Renklerin
‘Herkes renk körü mü neden kırmızıma kimse kırmızı demiyor ?’
Aynı yerde yaşamaya devam etsen de hiç bir şey küçükken gördüğün renkte değil gibi renkler mi değişiyor ? Tabi ki hayır! olaylar hep aynı.
Değişimin kendisi olan sensin
Her sene yeni bi renk daha görüyorsun.
Bu büyümek demek oluyor.
Yeni renkler görmek elbette güzel bir şey ama bahsettiğim renkler gökkuşağındaki renklerse güzel!
Olaylar olgular her şey her zaman olduğu gibi, hatta sen büyürken yadırgayıp kendi kendine düşünüp soruyorsun bazen değişen ne diye ama bir türlü anlamlandıramıyorsun!
Neden anlamlandıramıyorsun bunu hiç düşündün mü?

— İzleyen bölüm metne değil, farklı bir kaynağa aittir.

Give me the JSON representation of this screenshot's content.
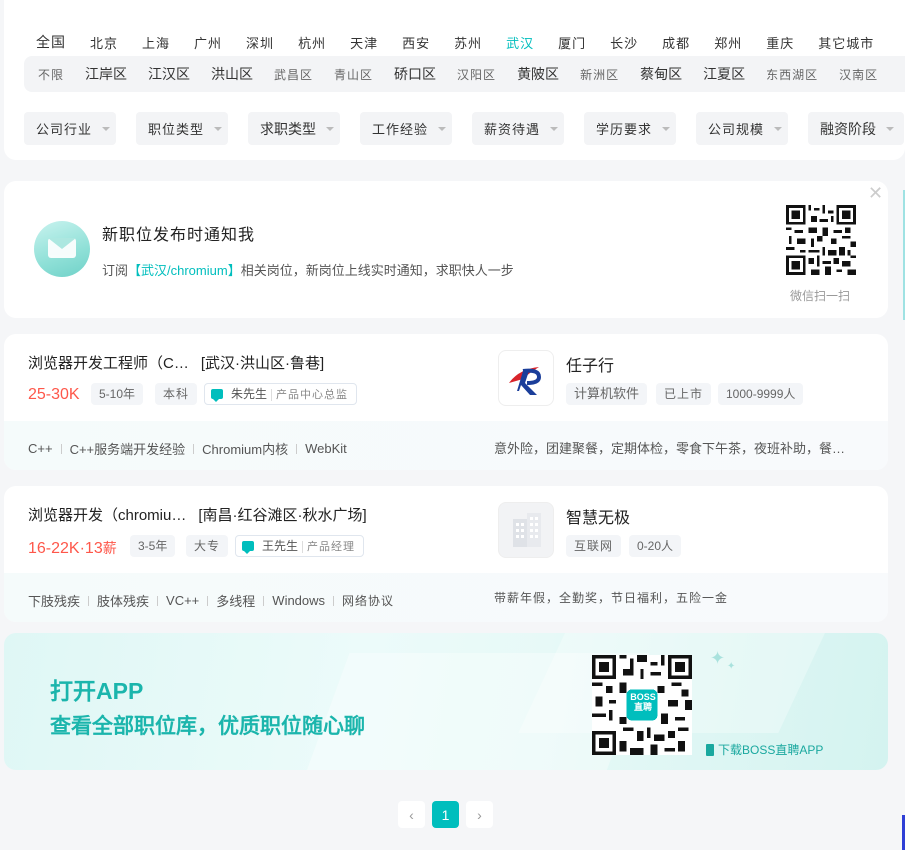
{
  "cities": [
    "全国",
    "北京",
    "上海",
    "广州",
    "深圳",
    "杭州",
    "天津",
    "西安",
    "苏州",
    "武汉",
    "厦门",
    "长沙",
    "成都",
    "郑州",
    "重庆",
    "其它城市"
  ],
  "active_city": "武汉",
  "districts": [
    "不限",
    "江岸区",
    "江汉区",
    "洪山区",
    "武昌区",
    "青山区",
    "硚口区",
    "汉阳区",
    "黄陂区",
    "新洲区",
    "蔡甸区",
    "江夏区",
    "东西湖区",
    "汉南区"
  ],
  "filters": [
    "公司行业",
    "职位类型",
    "求职类型",
    "工作经验",
    "薪资待遇",
    "学历要求",
    "公司规模",
    "融资阶段"
  ],
  "subscribe": {
    "title": "新职位发布时通知我",
    "desc_prefix": "订阅",
    "keyword": "【武汉/chromium】",
    "desc_suffix": "相关岗位，新岗位上线实时通知，求职快人一步",
    "qr_label": "微信扫一扫"
  },
  "jobs": [
    {
      "title": "浏览器开发工程师（C…",
      "location": "[武汉·洪山区·鲁巷]",
      "salary": "25-30K",
      "salary_extra": "",
      "experience": "5-10年",
      "education": "本科",
      "boss_name": "朱先生",
      "boss_role": "产品中心总监",
      "skills": [
        "C++",
        "C++服务端开发经验",
        "Chromium内核",
        "WebKit"
      ],
      "welfare": "意外险，团建聚餐，定期体检，零食下午茶，夜班补助，餐…",
      "company": "任子行",
      "company_tags": [
        "计算机软件",
        "已上市",
        "1000-9999人"
      ]
    },
    {
      "title": "浏览器开发（chromiu…",
      "location": "[南昌·红谷滩区·秋水广场]",
      "salary": "16-22K·13",
      "salary_extra": "薪",
      "experience": "3-5年",
      "education": "大专",
      "boss_name": "王先生",
      "boss_role": "产品经理",
      "skills": [
        "下肢残疾",
        "肢体残疾",
        "VC++",
        "多线程",
        "Windows",
        "网络协议"
      ],
      "welfare": "带薪年假，全勤奖，节日福利，五险一金",
      "company": "智慧无极",
      "company_tags": [
        "互联网",
        "0-20人"
      ]
    }
  ],
  "app_banner": {
    "title": "打开APP",
    "subtitle": "查看全部职位库，优质职位随心聊",
    "download": "下载BOSS直聘APP",
    "qr_badge": "BOSS直聘"
  },
  "pagination": {
    "prev": "‹",
    "current": "1",
    "next": "›"
  },
  "colors": {
    "accent": "#00bebd",
    "salary": "#fe574a"
  }
}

Biz toplum olarak genelde bir şey yaşadığımızda hep olaylarda takılı kalırız. Çoğumuz ordan ne almamız gerektiği hakkında ya da sorgulamak amaçlı neden şimdi bunu yaşadık diye düşünmeyiz. Oysa bir yerde hareket varsa orda değişim vardır demektir. Bir yerde olaylar oluyorsa bizim bir şeyleri görmemiz içindir. Hissetmek bize detaydaki rengi gösterir bazen şahit olduğumuzda bazense hikayedeki ana karakter olduğumuzda bize renkler sunulur.
Her yıl yeni bir yaş alırız ama hepimiz biliriz ki bizi büyüten şu 365 sayısının döngüsü değildir.
Yaşadıklarımız..
Yaşayacak olduklarımızın korkusu..
En çok da endişelerimiz bizi büyütür. Çünkü bir sonrakini düşünürken savunma mekanizmamız günden güne güçlenir.
Bu güçlenme bizim göz bebeklerimizi besler ağlamalarımız gülmelerimiz aslında her biri besindir bizim gözlerimize.
Onlar ne kadar iyi beslenirlerse bize renkleri o kadar iyi aktarırlar.
Bu gün kırmızıyı görüyorsan 1 yıl sonra kırmızının koyu veya açık tonlarını görebiliyorsun. Renkler sabittir ve hep aynı sayıdadır. Kimisi karışımdan doğmuş kimisi saflığıyla tek oluşuyla duruyor orada. Sadece senin onları keşfin zaman isteyen bir şey.. Şimdi Herkese verdiğin onca zamanı tek tek toplayıp kendine geri ver. Çünkü görecek olduğun daha çok renk var.